In fact, GTA24 is all about opposites. For instance, take filmmaker Wendell Bruno’s contribution of three short videos, all made in the ’90s. While the videos preserve their vintage perspective, they’re resurfaced in a contemporary context, forcing a conversation of time and topic. Elsewhere, Michael Thompson treads a fine line between sketchbook-style realism and dreamy abstraction with a series of works. Inspired by a family connection to the automotive industry, Thompson reckons with the labour and materials of a rapidly-changing field.

On the second floor, these themes crescendo in the work of Toronto-born, Brooklyn-based artist Catherine Telford Keogh. Standing with a few visitors, she walks us through her work — a staggering spiral that resembles a factory line, dotted with plastic tubs of, well… nobody can be 100% sure. To create the sculpture, Keogh collected samples from ponds, pouring the waste into tubs with along with ComposiMold®, a biodegradable mold-making substance for artists. “It’s sort of a science experiment,” she explained.

Catherine Telford Keogh GTA24 installation view Museum of Contemporary Art Toronto 2024. Photo_ LF Documentation.

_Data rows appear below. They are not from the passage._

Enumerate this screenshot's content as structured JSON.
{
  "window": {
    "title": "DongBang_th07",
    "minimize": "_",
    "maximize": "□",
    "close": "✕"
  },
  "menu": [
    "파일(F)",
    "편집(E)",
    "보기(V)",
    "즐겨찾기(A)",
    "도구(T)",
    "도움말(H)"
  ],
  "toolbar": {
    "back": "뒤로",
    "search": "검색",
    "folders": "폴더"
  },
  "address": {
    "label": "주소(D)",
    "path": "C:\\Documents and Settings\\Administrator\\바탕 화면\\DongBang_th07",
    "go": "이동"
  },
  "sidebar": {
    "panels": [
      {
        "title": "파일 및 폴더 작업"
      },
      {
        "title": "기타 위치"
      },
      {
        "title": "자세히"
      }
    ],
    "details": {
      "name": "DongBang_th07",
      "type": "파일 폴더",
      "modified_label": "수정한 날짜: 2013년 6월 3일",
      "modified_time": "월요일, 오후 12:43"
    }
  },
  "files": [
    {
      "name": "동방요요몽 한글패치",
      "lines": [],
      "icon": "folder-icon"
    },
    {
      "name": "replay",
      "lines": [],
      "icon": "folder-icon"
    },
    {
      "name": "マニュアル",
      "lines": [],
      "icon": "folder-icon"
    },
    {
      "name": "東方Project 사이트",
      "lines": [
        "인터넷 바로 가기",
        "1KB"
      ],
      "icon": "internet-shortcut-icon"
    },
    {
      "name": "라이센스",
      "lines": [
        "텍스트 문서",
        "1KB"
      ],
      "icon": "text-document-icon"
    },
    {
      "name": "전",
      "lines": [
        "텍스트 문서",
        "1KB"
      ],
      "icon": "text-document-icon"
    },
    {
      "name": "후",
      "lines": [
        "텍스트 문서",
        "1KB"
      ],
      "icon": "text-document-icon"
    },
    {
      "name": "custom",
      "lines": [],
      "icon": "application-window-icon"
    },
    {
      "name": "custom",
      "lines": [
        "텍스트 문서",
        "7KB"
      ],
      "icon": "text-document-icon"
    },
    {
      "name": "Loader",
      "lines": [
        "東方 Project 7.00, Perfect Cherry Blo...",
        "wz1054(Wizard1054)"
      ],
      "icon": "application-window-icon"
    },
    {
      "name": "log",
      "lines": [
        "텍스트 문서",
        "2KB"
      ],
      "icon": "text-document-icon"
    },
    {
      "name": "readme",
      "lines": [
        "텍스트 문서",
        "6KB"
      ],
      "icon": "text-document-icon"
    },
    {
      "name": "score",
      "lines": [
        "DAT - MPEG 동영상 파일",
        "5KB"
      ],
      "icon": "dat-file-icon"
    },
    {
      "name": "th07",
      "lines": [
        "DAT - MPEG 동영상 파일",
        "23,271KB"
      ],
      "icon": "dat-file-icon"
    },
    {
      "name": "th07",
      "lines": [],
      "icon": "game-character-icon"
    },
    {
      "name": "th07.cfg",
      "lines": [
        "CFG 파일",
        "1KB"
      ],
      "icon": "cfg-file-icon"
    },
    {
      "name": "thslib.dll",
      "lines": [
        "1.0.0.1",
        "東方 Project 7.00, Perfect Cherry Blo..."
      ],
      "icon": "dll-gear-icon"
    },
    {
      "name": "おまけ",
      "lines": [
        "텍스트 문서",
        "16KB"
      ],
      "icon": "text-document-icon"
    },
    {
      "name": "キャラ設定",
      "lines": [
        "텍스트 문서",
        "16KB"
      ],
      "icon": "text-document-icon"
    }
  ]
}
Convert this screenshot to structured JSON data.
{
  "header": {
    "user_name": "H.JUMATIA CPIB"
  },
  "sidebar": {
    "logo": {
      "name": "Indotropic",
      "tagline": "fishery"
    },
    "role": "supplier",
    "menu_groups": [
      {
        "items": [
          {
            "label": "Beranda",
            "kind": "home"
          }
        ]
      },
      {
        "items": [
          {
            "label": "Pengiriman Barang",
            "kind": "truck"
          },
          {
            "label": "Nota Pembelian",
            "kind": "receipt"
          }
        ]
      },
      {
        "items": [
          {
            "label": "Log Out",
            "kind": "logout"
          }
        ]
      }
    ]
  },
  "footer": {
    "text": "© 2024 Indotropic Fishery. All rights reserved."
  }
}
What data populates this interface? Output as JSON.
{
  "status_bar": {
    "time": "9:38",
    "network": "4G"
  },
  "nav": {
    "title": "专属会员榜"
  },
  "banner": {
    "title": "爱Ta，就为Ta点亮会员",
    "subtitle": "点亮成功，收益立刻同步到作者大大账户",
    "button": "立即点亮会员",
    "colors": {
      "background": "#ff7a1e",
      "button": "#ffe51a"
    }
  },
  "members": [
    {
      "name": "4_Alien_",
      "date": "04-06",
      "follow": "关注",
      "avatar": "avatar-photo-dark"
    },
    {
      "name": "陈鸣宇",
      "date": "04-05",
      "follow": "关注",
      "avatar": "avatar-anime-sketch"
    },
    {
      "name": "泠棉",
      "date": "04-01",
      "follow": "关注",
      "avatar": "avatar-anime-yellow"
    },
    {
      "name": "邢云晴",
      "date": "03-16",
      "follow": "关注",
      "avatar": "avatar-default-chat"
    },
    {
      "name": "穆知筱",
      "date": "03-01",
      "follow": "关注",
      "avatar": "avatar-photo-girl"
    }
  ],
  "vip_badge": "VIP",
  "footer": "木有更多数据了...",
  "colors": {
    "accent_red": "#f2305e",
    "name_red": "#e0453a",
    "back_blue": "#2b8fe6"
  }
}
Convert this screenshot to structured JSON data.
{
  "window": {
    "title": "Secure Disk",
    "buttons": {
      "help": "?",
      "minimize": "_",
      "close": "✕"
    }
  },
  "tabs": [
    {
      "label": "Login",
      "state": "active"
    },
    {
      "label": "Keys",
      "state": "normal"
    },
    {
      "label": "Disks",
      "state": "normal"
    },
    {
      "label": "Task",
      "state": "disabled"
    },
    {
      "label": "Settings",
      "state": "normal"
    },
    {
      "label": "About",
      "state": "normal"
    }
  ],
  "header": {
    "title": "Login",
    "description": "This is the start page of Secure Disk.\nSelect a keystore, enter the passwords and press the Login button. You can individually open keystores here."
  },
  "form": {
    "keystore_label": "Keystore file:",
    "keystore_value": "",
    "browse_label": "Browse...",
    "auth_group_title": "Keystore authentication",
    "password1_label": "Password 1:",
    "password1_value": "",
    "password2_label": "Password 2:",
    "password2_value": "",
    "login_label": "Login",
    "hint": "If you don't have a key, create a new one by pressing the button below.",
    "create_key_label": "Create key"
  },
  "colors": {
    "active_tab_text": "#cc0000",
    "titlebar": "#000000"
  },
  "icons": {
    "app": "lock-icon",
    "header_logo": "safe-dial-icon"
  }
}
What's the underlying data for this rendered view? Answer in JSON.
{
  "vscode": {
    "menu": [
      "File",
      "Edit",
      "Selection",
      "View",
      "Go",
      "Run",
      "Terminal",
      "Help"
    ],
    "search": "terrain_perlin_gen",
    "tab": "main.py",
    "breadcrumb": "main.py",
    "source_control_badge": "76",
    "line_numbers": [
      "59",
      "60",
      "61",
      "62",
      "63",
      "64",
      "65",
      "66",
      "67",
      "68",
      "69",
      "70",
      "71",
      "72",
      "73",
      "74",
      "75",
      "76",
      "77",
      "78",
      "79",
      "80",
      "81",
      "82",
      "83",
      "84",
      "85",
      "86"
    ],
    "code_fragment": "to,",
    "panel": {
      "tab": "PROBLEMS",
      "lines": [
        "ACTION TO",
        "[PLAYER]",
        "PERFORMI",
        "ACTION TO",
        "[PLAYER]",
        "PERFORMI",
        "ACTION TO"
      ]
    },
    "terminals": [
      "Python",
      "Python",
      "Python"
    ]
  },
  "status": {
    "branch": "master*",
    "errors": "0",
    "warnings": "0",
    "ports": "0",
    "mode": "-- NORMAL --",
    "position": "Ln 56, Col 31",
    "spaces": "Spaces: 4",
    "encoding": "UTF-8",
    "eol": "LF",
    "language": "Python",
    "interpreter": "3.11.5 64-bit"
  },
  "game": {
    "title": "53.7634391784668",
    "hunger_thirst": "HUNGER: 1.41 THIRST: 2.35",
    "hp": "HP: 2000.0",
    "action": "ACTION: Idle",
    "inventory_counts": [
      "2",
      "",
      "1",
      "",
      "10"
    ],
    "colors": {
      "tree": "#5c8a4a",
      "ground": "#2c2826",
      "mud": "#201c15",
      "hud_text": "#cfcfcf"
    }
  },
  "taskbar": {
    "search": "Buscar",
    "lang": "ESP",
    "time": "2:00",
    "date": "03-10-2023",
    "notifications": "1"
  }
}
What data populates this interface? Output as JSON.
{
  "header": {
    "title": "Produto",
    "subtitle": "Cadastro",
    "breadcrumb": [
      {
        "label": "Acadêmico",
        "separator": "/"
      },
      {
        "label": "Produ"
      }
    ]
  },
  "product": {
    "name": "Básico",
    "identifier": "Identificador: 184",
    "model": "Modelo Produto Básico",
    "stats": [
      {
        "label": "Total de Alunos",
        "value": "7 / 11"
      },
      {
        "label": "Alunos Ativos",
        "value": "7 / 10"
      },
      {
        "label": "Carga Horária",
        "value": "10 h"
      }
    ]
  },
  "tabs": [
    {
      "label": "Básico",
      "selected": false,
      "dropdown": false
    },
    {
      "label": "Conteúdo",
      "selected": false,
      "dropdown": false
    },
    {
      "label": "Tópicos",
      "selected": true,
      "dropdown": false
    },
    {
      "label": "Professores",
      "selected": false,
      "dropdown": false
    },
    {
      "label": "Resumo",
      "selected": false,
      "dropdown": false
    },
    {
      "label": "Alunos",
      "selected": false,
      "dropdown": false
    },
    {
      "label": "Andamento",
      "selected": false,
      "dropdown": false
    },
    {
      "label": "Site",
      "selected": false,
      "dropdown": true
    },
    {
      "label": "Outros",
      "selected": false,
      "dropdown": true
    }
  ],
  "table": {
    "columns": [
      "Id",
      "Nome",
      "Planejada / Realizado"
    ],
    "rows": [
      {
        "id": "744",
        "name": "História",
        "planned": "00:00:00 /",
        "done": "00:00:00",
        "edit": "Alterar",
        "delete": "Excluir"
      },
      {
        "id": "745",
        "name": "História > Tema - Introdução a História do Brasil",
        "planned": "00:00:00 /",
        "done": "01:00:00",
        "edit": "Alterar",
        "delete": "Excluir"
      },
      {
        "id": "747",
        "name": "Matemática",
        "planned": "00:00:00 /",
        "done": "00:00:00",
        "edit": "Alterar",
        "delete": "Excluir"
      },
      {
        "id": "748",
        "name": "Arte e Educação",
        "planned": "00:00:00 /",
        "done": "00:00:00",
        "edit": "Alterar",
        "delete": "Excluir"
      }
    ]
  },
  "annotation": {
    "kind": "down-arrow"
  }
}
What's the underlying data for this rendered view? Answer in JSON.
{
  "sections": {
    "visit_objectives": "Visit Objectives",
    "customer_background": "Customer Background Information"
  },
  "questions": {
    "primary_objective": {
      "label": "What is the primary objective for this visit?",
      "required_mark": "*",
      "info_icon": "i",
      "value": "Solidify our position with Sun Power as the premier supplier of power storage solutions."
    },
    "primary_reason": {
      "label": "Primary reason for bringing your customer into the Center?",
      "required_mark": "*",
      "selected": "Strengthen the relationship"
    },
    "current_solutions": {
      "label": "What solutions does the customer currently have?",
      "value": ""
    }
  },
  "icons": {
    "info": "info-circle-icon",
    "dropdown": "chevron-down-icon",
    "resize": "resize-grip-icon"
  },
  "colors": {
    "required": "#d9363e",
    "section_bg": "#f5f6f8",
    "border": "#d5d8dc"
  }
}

Courtesy of the artist and MOCA Toronto
Catherine Telford Keogh, GTA24 installation view, MOCA Toronto, 2024. Photo by LF Documentation, provided courtesy of the artist and MOCA Toronto.

Reclaiming old materials with new technology, Keogh’s artwork captures the essence GTA24. Here, modern art holds a mirror to the past and present; the exhibit asks visitors to consider where we are, and — equally important — how we got here.

Curated by Kate Wong, Ebony L. Haynes and Toleen Touq, GTA24 is now on-view at the Museum of Contemporary Art, Toronto.